Reply by dbd ●February 5, 20172017-02-05

On Sunday, February 5, 2017 at 3:15:52 AM UTC-8, Evgeny Filatov wrote:
> On 05.02.2017 4:43, Evgeny Filatov wrote:
> ...
> 
> Anyway, I just wanted to draw your attention to the fact that zero 
> padding shouldn't be considered an absolute must, but rather a feature 
> the use of which needs to be justified.
> 
> Gene

Zero padding is required to achieve linear convolution instead of circular convolution which would alias the opposite edges together. This fact is recognized in the algorithm description in the OP's reference.

Dale B. Dalrymple

Reply by Evgeny Filatov ●February 5, 20172017-02-05

On 05.02.2017 20:44, dbd wrote:
> On Sunday, February 5, 2017 at 3:15:52 AM UTC-8, Evgeny Filatov wrote:
>> On 05.02.2017 4:43, Evgeny Filatov wrote:
>> ...
>>
>> Anyway, I just wanted to draw your attention to the fact that zero
>> padding shouldn't be considered an absolute must, but rather a feature
>> the use of which needs to be justified.
>>
>> Gene
>
> Zero padding is required to achieve linear convolution instead of circular convolution which would alias the opposite edges together. This fact is recognized in the algorithm description in the OP's reference.
>
> Dale B. Dalrymple
>

Oops! Indeed, you are correct, zero padding is addressed in OP's link 
and there's a good reason to use it.

Still, there doesn't seem to be any particular reason to make the 
margins that large. Perhaps it was a matter of convenience to make all 
dimensions a power of two, but it also looks like lame design. There are 
FFT routines with different radixes, so it looks like "a degree of 
freedom" which is ignored.

Gene

Reply by Tim Wescott ●February 5, 20172017-02-05

On Sat, 04 Feb 2017 13:21:21 +0100, Christian Gollwitzer wrote:

> Hi all,
> 
> I'm looking for a way to speed up a special image reconstruction
> algorithm. [*]
> 
> Actually, the filter is very simple linear filter. In essence, the image
> is Fourier transformed, multiplied by
> 
> 	1/(1+A*(u^2+v^2))
> 
> (u, v are the conjugate coordinates of x,y) and transformed back.
> Realistic images can be as large as 4096x4096, so with padding an 8kx8k
> FFT is performed on several thousand images, which takes hours even on
> powerful machines.
> 
> I am relatively ignorant of classic filter design, but looking at this
> transfer functions, I have the feeling that it should be possible to do
> using some kind of recursive filter. For instance, the 1D-Fourier
> transform of a Lorientzian is an exponential exp(-|x|) - therefore, in
> the 1D case, I think this would be a simple exponential smoothing filter
> - isn't it?

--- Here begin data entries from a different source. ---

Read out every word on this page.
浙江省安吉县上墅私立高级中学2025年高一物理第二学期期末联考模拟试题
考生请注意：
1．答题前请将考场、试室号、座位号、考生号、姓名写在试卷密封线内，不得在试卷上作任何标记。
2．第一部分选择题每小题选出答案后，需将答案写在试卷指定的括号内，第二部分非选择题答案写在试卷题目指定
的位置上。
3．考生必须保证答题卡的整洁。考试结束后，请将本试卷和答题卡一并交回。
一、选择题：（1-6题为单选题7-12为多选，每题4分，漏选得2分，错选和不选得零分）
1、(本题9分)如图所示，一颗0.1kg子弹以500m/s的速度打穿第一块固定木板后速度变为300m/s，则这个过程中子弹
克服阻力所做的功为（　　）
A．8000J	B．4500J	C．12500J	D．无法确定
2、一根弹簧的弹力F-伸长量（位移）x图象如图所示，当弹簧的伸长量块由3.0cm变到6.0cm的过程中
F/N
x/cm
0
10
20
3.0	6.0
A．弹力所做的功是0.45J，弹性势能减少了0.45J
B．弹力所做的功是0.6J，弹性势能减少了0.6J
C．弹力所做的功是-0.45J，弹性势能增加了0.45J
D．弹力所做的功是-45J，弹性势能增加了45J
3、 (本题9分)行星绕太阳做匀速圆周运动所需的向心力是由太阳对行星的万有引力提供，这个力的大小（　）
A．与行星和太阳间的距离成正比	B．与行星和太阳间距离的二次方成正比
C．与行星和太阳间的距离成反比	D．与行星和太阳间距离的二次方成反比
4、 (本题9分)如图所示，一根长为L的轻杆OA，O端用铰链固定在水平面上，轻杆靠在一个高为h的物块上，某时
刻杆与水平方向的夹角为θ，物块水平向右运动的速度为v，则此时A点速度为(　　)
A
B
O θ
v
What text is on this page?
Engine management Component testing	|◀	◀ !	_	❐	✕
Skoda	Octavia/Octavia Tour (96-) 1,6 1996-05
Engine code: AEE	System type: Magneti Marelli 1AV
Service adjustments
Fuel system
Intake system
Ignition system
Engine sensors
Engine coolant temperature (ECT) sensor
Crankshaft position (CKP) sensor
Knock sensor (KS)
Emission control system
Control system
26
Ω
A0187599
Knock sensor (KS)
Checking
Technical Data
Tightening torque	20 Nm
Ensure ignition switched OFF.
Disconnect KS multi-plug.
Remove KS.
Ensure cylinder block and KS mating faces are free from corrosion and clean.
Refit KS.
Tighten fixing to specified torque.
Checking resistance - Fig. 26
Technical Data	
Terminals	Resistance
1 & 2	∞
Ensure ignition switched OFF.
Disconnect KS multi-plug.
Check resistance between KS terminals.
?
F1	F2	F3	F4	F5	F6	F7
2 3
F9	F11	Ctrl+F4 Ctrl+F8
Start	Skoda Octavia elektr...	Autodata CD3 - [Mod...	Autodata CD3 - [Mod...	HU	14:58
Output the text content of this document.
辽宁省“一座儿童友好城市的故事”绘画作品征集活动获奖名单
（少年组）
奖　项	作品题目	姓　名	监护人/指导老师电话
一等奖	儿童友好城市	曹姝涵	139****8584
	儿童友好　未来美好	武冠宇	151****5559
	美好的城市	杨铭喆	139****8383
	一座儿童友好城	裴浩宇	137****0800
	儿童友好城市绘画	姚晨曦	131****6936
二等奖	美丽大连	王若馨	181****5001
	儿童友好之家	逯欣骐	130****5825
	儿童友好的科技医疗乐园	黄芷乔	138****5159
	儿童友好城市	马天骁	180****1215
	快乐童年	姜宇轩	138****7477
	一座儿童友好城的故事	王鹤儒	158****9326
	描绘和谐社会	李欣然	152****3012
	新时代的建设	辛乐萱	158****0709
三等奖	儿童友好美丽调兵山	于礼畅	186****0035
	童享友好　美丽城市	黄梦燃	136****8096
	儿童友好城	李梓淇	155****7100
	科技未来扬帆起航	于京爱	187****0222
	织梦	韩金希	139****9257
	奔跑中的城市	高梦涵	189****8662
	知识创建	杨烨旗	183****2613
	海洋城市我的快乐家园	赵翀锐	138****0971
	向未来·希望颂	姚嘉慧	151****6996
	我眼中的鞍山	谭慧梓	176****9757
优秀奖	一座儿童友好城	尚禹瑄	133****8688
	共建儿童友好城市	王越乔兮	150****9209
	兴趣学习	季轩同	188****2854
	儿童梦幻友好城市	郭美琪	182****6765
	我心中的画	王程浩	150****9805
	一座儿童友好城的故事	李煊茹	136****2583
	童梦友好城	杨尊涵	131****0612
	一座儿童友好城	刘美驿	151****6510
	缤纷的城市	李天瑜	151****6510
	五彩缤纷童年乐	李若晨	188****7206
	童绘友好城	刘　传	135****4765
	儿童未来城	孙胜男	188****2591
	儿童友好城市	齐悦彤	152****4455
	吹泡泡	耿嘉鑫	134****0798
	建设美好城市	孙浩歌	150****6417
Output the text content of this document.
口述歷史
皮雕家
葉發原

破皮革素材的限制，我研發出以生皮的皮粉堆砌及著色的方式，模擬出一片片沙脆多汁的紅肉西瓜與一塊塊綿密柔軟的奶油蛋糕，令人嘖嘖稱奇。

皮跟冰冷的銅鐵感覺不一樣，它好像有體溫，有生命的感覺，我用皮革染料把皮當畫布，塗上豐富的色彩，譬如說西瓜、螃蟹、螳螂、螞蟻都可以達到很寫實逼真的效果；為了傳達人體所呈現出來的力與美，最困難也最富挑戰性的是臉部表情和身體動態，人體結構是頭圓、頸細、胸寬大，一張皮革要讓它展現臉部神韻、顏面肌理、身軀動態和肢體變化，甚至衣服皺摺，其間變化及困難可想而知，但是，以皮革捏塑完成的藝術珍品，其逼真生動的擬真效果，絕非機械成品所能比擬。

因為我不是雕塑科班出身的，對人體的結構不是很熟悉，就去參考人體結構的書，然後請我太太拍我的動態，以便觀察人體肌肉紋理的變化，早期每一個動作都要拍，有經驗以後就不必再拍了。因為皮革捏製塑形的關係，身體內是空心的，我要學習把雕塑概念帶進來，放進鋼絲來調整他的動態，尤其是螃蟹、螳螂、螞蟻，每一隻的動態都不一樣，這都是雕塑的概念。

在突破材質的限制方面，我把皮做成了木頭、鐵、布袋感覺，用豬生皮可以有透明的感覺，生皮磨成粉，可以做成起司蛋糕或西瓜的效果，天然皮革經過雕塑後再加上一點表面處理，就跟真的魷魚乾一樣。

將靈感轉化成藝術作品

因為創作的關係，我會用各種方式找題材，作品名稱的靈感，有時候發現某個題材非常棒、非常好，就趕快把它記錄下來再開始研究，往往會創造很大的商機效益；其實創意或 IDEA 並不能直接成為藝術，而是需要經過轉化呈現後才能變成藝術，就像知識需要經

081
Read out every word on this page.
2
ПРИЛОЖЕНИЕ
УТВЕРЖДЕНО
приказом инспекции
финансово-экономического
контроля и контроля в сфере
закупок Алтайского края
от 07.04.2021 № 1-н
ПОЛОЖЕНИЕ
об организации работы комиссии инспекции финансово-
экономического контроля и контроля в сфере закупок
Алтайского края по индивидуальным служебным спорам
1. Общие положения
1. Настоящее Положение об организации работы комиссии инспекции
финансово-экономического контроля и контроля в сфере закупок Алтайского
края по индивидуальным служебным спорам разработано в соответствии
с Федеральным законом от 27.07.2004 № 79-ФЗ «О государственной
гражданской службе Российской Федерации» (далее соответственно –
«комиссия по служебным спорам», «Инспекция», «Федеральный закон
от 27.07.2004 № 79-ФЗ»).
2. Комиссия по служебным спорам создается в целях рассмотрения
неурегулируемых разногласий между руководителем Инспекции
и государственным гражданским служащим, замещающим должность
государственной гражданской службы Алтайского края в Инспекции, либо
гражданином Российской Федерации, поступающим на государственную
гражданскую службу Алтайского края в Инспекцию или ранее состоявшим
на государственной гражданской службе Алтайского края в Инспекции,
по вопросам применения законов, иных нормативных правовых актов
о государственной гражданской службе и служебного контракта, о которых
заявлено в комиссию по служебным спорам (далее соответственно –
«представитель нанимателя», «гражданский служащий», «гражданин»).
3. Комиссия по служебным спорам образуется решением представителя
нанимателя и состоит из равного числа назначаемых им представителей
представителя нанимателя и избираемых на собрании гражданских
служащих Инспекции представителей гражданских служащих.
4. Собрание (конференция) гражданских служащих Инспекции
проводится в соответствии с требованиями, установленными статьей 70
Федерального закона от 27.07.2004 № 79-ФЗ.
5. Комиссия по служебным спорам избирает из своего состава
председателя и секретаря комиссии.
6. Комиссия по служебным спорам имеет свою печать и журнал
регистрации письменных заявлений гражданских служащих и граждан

Is there any way to design an IIR filter that operates
> similarly in 2D, and is rotationally symmetric?
> 
> Best regards,
> 
> 	Christian
> 
> 
> 
> [*] The algorithm is used to correct X-ray images taken at synchrotrons
> where the X-rays are deflected from the straight line due to refraction
> and the details can be found here:
> 
> https://imagej.nih.gov/ij/plugins/ankaphase/ankaphase-
userguide.html#tth_sEc1.3

I don't think you can get there from here unless you're willing to trade 
off circular symmetry for speed.

You could implement a filter with transfer function 
1/((1 + Au^2)(1 + Av^2)) by filtering each row individually, then each 
column -- but I don't think that's really what you're looking for.

-- 

Tim Wescott
Wescott Design Services
http://www.wescottdesign.com

I'm looking for work -- see my website!

Reply by Christian Gollwitzer ●February 6, 20172017-02-06

Am 06.02.17 um 04:35 schrieb Tim Wescott:
> On Sat, 04 Feb 2017 13:21:21 +0100, Christian Gollwitzer wrote:
>> https://imagej.nih.gov/ij/plugins/ankaphase/ankaphase-
> userguide.html#tth_sEc1.3
>
> I don't think you can get there from here unless you're willing to trade
> off circular symmetry for speed.
>
> You could implement a filter with transfer function
> 1/((1 + Au^2)(1 + Av^2)) by filtering each row individually, then each
> column -- but I don't think that's really what you're looking for.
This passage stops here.